The Rise of Paid Wikipedia Consulting 85
jfruh writes "Roger Bamkin is a director at Wikimedia UK; he also is on retainer for the government of the British territory of Gibraltar, and has nominated and approved Gibraltar-related articles for the "Did You Know" box on the Wikipedia front page. Maximilian Klein runs a business called UntrikiWiki, and advertises his services by saying "A positive Wikipedia article is invaluable SEO." Are such users violating the spirit of what Wikipedia is about? Or should we trust that the wisdom of crowds will offset obvious shilling?"
I have been paid to write articles. (Score:5, Interesting)
I have been paid to write articles and pitch them to many magazines just to create published sources that are then used to force wikipedia articles in a certain direction with sources. Specifically, I wrote about Quantum Fiction (which has a crazy misogynist edit history) and my article is getting published in a real magazine, at the end of this week. As soon as it appears, it will be used to further the edit war on the Quantum Fiction page.
Re:Do you think (Score:5, Interesting)
I don't think it's so much that this is the first time in history that history can be bought. It's probably more of a discussion on the price.

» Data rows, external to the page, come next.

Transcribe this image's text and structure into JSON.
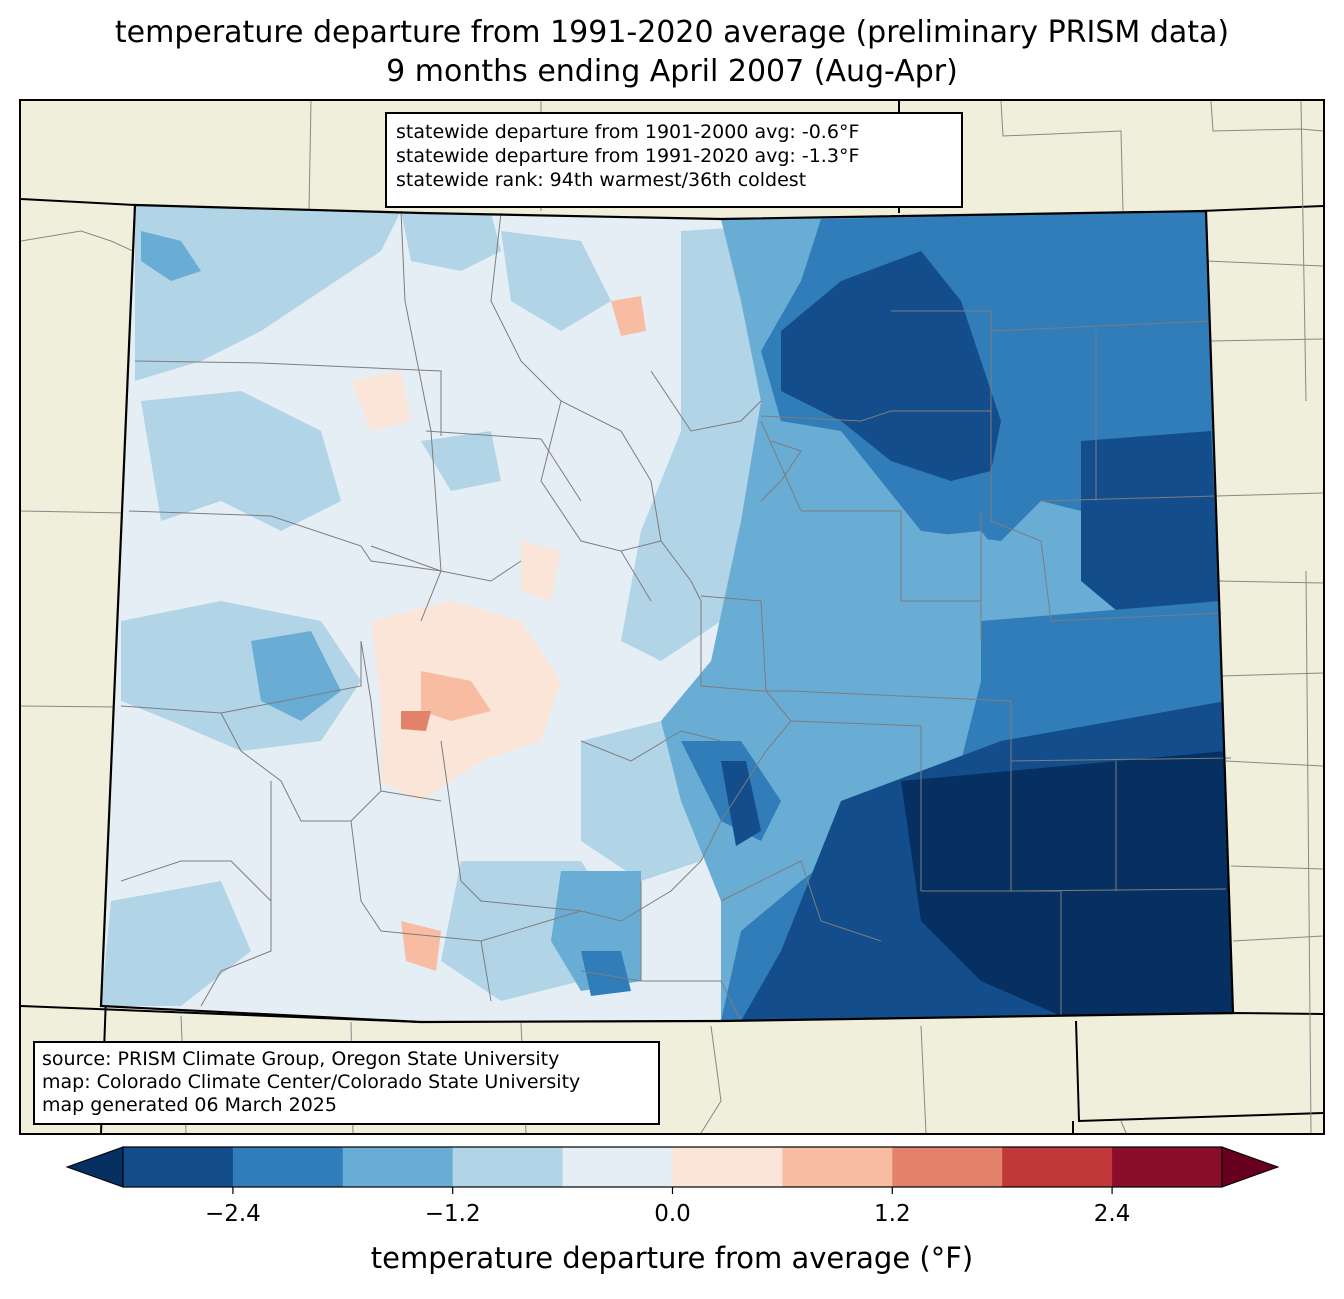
{
  "title": {
    "line1": "temperature departure from 1991-2020 average (preliminary PRISM data)",
    "line2": "9 months ending April 2007 (Aug-Apr)"
  },
  "stats": {
    "line1": "statewide departure from 1901-2000 avg: -0.6°F",
    "line2": "statewide departure from 1991-2020 avg: -1.3°F",
    "line3": "statewide rank: 94th warmest/36th coldest"
  },
  "source": {
    "line1": "source: PRISM Climate Group, Oregon State University",
    "line2": "map: Colorado Climate Center/Colorado State University",
    "line3": "map generated 06 March 2025"
  },
  "colorbar": {
    "label": "temperature departure from average (°F)",
    "ticks": [
      "−2.4",
      "−1.2",
      "0.0",
      "1.2",
      "2.4"
    ],
    "bins": [
      -3.0,
      -2.4,
      -1.8,
      -1.2,
      -0.6,
      0.0,
      0.6,
      1.2,
      1.8,
      2.4,
      3.0
    ],
    "under_color": "#053061",
    "over_color": "#67001f",
    "colors": [
      "#144d8c",
      "#307dba",
      "#6aadd4",
      "#b1d4e7",
      "#e6eef5",
      "#fbe4d8",
      "#f8bca3",
      "#e3826a",
      "#c0383a",
      "#8a0e29"
    ]
  },
  "colors": {
    "background_land": "#efefdc",
    "state_fill_base": "#e6eef5"
  }
}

Re:Do you think (Score:3, Interesting)
yeah, but at that point wiki-foundation or whatever should just go ahead and charge for it as an entity and stop the "we are a nonprofit with no corporate overloards so please give us money" yearly charity drives. This degrades the integrity of the site just the same if not worse, because it survives on public donations to keep the servers running, then allows the already oft-bitched about moderators to sell what amounts to ad space for personal profit when they are in between talk page flame wars, online powertrips and other poor judgment calls.